Predigt von Nuntius Eterovic am 3. Sonntag im Jahreskreis
Berlin, 26. Januar 2020
(Jes 8,23-9,2; Ps 27; 1 Kor 1,10-13.17; Mt 4,12-23)
„Kehrt um! Denn das Himmelreich ist nahe“ (Mt 4,17).
Liebe Schwestern und Brüder!
Nach der Entscheidung von Papst Franziskus feiern wir heute den Sonntag des Wortes Gottes. Der Bischof von Rom hat dies mit dem Apostolischen Schreiben Aperuit illis („Darauf öffnete er ihren Sinn für das Verständnis der Schriften“ (Lk 24,45)) vom 30. September 2019 zum Ausdruck gebracht, dem Gedenktag des heiligen Kirchenlehrers Hieronymus. Dies ist ein bedeutsames Datum, denn es fällt mit der Erinnerung an den Tod des Heiligen Hieronymus, jenem großen Kenner der Heiligen Schrift, vor 1.600 Jahren zusammen. So hat er die Originaltexte der Bibel in die Umgangssprache des Westens seiner Zeit, in das Lateinische übersetzt.

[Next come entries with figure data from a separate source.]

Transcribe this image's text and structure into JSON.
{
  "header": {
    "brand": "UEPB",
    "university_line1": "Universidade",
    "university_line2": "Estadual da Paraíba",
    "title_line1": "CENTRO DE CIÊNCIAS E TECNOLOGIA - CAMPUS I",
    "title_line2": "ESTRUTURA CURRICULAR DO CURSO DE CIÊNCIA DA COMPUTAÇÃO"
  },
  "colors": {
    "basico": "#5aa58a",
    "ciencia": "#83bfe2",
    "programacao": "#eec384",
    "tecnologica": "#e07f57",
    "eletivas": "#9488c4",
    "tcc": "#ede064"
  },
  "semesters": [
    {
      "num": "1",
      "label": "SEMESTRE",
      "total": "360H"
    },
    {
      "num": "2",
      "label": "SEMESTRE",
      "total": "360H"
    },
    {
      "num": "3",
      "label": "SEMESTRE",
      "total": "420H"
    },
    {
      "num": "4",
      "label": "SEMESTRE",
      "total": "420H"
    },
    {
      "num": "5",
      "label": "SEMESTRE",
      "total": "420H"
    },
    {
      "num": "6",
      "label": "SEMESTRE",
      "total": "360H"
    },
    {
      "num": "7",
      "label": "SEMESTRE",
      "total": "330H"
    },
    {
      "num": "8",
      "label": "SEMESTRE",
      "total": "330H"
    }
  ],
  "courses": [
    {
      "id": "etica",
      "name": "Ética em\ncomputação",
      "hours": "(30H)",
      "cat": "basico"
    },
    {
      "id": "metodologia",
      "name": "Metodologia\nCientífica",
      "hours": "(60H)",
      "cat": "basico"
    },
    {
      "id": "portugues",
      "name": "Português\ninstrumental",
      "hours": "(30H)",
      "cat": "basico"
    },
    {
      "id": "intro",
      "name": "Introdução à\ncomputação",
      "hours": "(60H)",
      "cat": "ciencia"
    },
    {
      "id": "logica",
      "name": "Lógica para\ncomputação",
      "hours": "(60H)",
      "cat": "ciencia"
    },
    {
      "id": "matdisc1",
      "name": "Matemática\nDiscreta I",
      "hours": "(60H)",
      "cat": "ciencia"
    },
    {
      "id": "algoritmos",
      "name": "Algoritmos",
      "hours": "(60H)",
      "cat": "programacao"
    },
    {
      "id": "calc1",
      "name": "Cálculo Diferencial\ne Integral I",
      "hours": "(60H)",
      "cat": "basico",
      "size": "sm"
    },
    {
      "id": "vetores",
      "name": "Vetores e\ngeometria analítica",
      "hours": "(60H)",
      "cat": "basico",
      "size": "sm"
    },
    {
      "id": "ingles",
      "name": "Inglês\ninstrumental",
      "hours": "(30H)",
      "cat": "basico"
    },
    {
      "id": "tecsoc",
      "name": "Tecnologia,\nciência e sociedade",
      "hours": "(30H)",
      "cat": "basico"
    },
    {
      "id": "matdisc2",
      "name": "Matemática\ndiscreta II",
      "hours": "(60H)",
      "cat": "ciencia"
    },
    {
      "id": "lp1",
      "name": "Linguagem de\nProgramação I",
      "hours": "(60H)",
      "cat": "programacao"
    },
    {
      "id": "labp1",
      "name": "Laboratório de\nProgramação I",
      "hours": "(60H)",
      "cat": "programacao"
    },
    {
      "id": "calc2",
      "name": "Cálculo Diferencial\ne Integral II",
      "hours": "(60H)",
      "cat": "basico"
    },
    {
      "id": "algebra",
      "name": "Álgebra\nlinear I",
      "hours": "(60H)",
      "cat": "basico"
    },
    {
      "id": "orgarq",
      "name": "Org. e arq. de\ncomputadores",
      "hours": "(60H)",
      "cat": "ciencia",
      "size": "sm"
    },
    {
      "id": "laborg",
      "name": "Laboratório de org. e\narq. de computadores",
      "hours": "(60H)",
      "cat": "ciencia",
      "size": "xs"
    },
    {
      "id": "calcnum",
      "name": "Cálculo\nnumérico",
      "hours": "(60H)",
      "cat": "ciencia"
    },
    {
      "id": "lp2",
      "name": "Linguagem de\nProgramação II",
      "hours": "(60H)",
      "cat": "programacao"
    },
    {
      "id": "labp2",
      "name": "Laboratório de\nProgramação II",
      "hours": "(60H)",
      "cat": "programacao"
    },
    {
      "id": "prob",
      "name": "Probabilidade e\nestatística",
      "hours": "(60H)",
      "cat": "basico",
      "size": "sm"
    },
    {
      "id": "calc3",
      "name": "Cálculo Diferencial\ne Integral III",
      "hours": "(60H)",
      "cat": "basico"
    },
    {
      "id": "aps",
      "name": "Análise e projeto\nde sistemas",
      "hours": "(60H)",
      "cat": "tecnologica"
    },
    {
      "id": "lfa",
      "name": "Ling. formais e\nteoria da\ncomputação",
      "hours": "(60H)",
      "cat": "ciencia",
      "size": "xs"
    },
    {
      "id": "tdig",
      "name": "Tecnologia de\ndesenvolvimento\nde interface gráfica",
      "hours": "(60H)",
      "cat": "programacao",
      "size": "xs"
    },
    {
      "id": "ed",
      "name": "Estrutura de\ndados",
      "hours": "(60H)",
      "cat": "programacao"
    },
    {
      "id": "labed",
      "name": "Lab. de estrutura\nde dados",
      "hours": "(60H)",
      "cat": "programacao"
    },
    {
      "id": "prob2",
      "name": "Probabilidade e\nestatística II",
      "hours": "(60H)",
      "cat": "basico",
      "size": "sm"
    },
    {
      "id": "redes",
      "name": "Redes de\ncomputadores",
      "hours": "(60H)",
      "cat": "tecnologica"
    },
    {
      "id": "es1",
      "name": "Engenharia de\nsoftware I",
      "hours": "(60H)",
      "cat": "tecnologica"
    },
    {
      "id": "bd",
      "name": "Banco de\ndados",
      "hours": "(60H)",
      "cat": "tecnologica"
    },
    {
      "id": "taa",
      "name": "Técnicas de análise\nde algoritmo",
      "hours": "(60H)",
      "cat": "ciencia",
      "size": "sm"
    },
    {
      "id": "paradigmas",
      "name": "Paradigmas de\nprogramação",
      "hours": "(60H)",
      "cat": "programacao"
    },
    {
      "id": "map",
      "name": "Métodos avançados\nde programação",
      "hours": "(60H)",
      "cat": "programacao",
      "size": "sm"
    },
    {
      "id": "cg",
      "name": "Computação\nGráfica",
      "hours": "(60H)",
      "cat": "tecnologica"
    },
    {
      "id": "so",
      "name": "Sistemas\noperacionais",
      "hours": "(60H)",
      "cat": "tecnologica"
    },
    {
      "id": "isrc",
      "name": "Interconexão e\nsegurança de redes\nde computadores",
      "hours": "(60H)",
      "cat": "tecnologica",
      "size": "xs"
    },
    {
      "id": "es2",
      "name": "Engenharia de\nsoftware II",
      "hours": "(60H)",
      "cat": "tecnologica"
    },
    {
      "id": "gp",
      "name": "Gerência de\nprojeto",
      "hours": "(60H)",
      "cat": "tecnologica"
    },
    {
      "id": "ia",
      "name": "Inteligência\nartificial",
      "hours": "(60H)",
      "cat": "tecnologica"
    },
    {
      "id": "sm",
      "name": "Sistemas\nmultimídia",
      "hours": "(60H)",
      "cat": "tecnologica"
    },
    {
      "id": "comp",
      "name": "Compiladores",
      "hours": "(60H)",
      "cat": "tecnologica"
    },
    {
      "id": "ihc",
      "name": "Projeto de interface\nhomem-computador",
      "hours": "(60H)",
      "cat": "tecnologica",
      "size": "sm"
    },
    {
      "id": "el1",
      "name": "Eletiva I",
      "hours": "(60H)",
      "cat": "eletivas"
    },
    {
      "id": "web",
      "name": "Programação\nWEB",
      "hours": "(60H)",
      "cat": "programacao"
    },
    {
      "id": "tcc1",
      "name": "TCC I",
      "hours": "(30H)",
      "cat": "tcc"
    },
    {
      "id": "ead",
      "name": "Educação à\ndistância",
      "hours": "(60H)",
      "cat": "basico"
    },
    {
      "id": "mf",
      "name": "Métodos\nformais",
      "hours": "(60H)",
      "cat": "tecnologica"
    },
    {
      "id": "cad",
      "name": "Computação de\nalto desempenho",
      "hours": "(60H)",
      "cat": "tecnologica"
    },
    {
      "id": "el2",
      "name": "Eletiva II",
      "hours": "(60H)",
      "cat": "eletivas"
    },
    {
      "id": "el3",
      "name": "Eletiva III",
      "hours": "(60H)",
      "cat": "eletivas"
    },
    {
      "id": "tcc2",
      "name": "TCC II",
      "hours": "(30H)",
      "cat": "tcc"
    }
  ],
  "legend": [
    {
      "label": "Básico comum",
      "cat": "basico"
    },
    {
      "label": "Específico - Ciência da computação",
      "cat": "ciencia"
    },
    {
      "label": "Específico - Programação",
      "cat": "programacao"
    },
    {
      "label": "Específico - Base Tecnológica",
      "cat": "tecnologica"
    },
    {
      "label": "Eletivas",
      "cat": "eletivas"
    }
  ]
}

An diesem ersten Sonntag des Wortes Gottes möchte ich einige grundlegende Begriffe zur Bibel vorschlagen und zur Art und Weise, wie sie zu lesen und zu verstehen ist. Hierzu gibt es verschiedene Dokumente der Kirche, insbesondere die Dogmatische Konstitution über die Göttliche Offenbarung Dei verbum des Zweiten Vatikanischen Konzils, das Nachsynodale Apostolische Schreiben Verbum Domini von Papst Benedikt XVI. Nicht zuletzt bietet der Katechismus der Katholischen Kirche einige wertvolle Beiträge zu diesem Thema.
Inspiration: Die Bibel ist zugleich das Werk des Heiligen Geistes und jener Personen, die Gott erwählt hat, dieses Werk zu vollbringen. Hierzu sagt Dei verbum genauer: „Das von Gott Geoffenbarte, das in der Heiligen Schrift enthalten ist und vorliegt, ist unter dem Anhauch des Heiligen Geistes aufgezeichnet worden; denn aufgrund apostolischen Glaubens gelten unserer heiligen Mutter, der Kirche, die Bücher des Alten wie des Neuen Testamentes in ihrer Ganzheit mit allen ihren Teilen als heilig und kanonisch, weil sie, unter der Einwirkung des Heiligen Geistes geschrieben (vgl. Joh 20,31; 2 Tim 3,16; 2 Petr 1,19-21; 3,15-16), Gott zum Urheber haben und als solche der Kirche übergeben sind. Zur Abfassung der Heiligen Bücher hat Gott Menschen erwählt, die ihm durch den Gebrauch ihrer eigenen Fähigkeiten und Kräfte dazu dienen sollten, all das und nur das, was er - in ihnen und durch sie wirksam - geschrieben haben wollte, als echte Verfasser schriftlich zu überliefern“ (DV 11).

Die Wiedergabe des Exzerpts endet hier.